Mattia Furlan

Post Doc
Post Doc

Research Lines

Genomic Science




Via Adamello 16, Milano, Italy

Social profiles

googlescholar twitter linkedin


Ph.D. in Complex Systems for Life Sciences

Dates: 2016 - 2019 (Discussion: 14/07/2020)
Institution: University of Turin
Thesis title: Modelling the dynamics of transcriptional and post-transcriptional regulation from RNA-Seq data
Supervisor: Dr. Mattia Pelizzola, IIT
Supervisor: Dr. Michele Caselle, UNITO

Master's degree in Complex Systems

Dates: 2014 - 2016
Institution: University of Turin
Mark: 110/110
Thesis title: Inference of Kinetic Rates in Time-course RNA-Seq Experiments
Supervisor: Dr. Michele Caselle, UNITO
Co-supervisor: Dr. Mattia Pelizzola, IIT

Bachelor's degree in Physics

Dates: 2011 - 2014
Institution: University of Turin
Mark: 110/110
Thesis title: Moist Convection in Planetary Boundary Layer
Supervisor: Dr. Elisa Palazzi, CNR-ISAC
Co-supervisor: Dr. Alexandre B. Pieri, CNR-ISAC


2019 - Present: Post Doc, Epigenomics and Transcriptional Regulation Group (IIT)
2016 - 2019: Ph.D. student, Epigenomics and Transcriptional Regulation Group (IIT), Computational Biology Group (INFN)
2014: Three months internship, Institute of Atmospheric Sciences and Climate (ISAC-CNR)


Computational Biology Bioinformatics RNA Metabolism Complex Systems


The main focus of my research activity is the study of the RNA life cycle, I address this topic with computational methods based on the mathematical modelling of RNA sequencing data.

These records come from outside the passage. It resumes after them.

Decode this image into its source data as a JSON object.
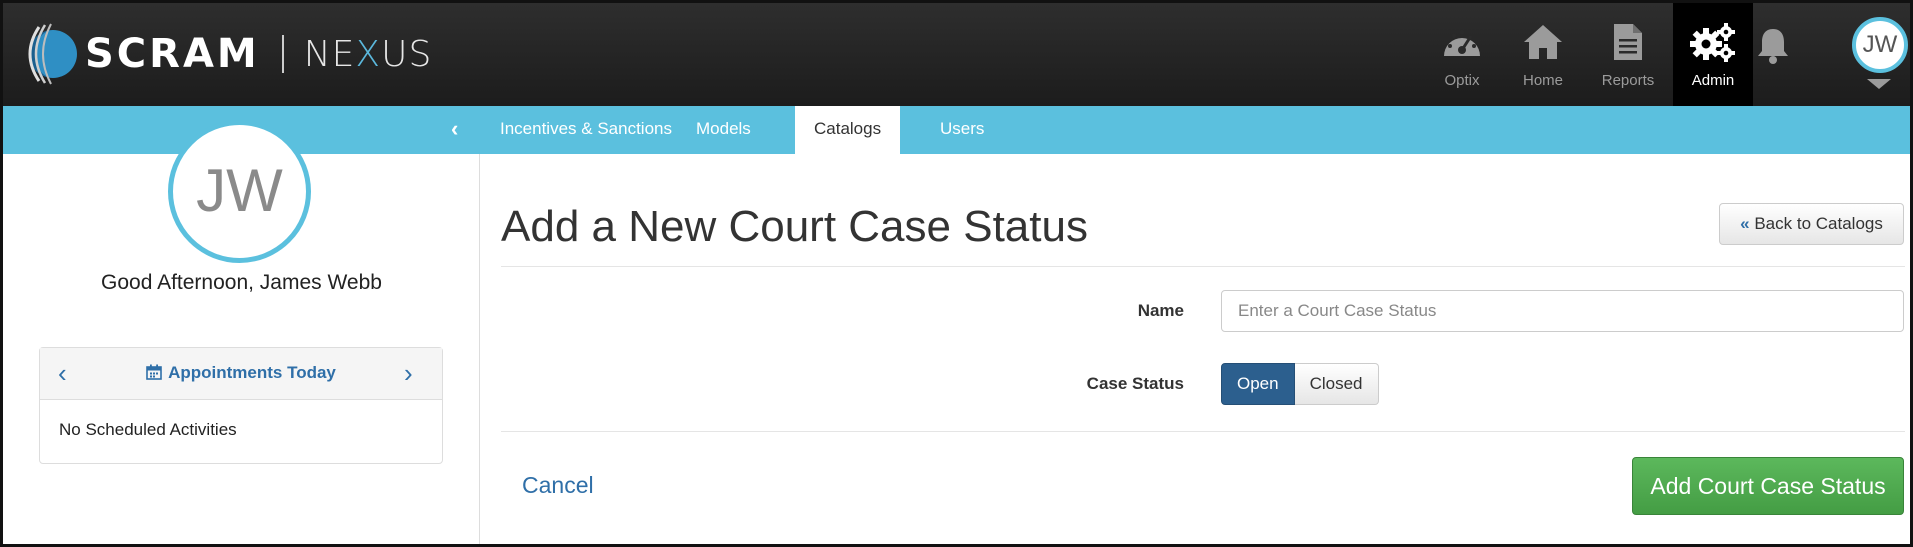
{
  "brand": {
    "name": "SCRAM",
    "product_prefix": "NE",
    "product_x": "X",
    "product_suffix": "US"
  },
  "nav": {
    "items": [
      {
        "label": "Optix",
        "icon": "speedometer-icon"
      },
      {
        "label": "Home",
        "icon": "home-icon"
      },
      {
        "label": "Reports",
        "icon": "document-icon"
      },
      {
        "label": "Admin",
        "icon": "gears-icon",
        "active": true
      }
    ],
    "notifications_icon": "bell-icon",
    "user_initials": "JW"
  },
  "sidebar": {
    "initials": "JW",
    "greeting": "Good Afternoon, James Webb",
    "appointments": {
      "title": "Appointments Today",
      "empty_text": "No Scheduled Activities"
    }
  },
  "tabs": [
    {
      "label": "Incentives & Sanctions"
    },
    {
      "label": "Models"
    },
    {
      "label": "Catalogs",
      "active": true
    },
    {
      "label": "Users"
    }
  ],
  "main": {
    "title": "Add a New Court Case Status",
    "back_button": "Back to Catalogs",
    "form": {
      "name_label": "Name",
      "name_placeholder": "Enter a Court Case Status",
      "name_value": "",
      "status_label": "Case Status",
      "status_options": [
        "Open",
        "Closed"
      ],
      "status_selected": "Open"
    },
    "cancel_label": "Cancel",
    "submit_label": "Add Court Case Status"
  },
  "colors": {
    "accent": "#5bc0de",
    "primary": "#2c5f8e",
    "success": "#5cb85c",
    "link": "#2f6fa8",
    "header": "#222222"
  }
}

RNA is one of the fundamental actors in the context of cellular biology and it is involved, directly or indirectly, in any cellular process. Therefore, the composition of the transcriptome is kept under strict regulation by the cell and adapted in response to external and internal stimuli. This control is mediated by many regulatory mechanisms involving any step of the RNA life cycle and their characterisation is mandatory to acquire a full comprehension of cellular biology.
The most common approach to investigate the RNA life cycle is to collect information about gene expression through RNA sequencing experiments, however, this datum reflects the choral effect of this complex plethora of modulations, for this reason, it must be carefully analysed to deconvolve all these contributes and avoid incorrect conclusions. For instance, the increase of a gene expression level between two conditions is usually assumed to be a proxy of its transcriptional induction, nonetheless, the same observation could be due to a modulation of transcripts stability.
To sum up, the investigation of RNA metabolism is indispensable and requires the development and application of dedicated computational approaches which combine mathematical modelling and inference; this is the scope of my research.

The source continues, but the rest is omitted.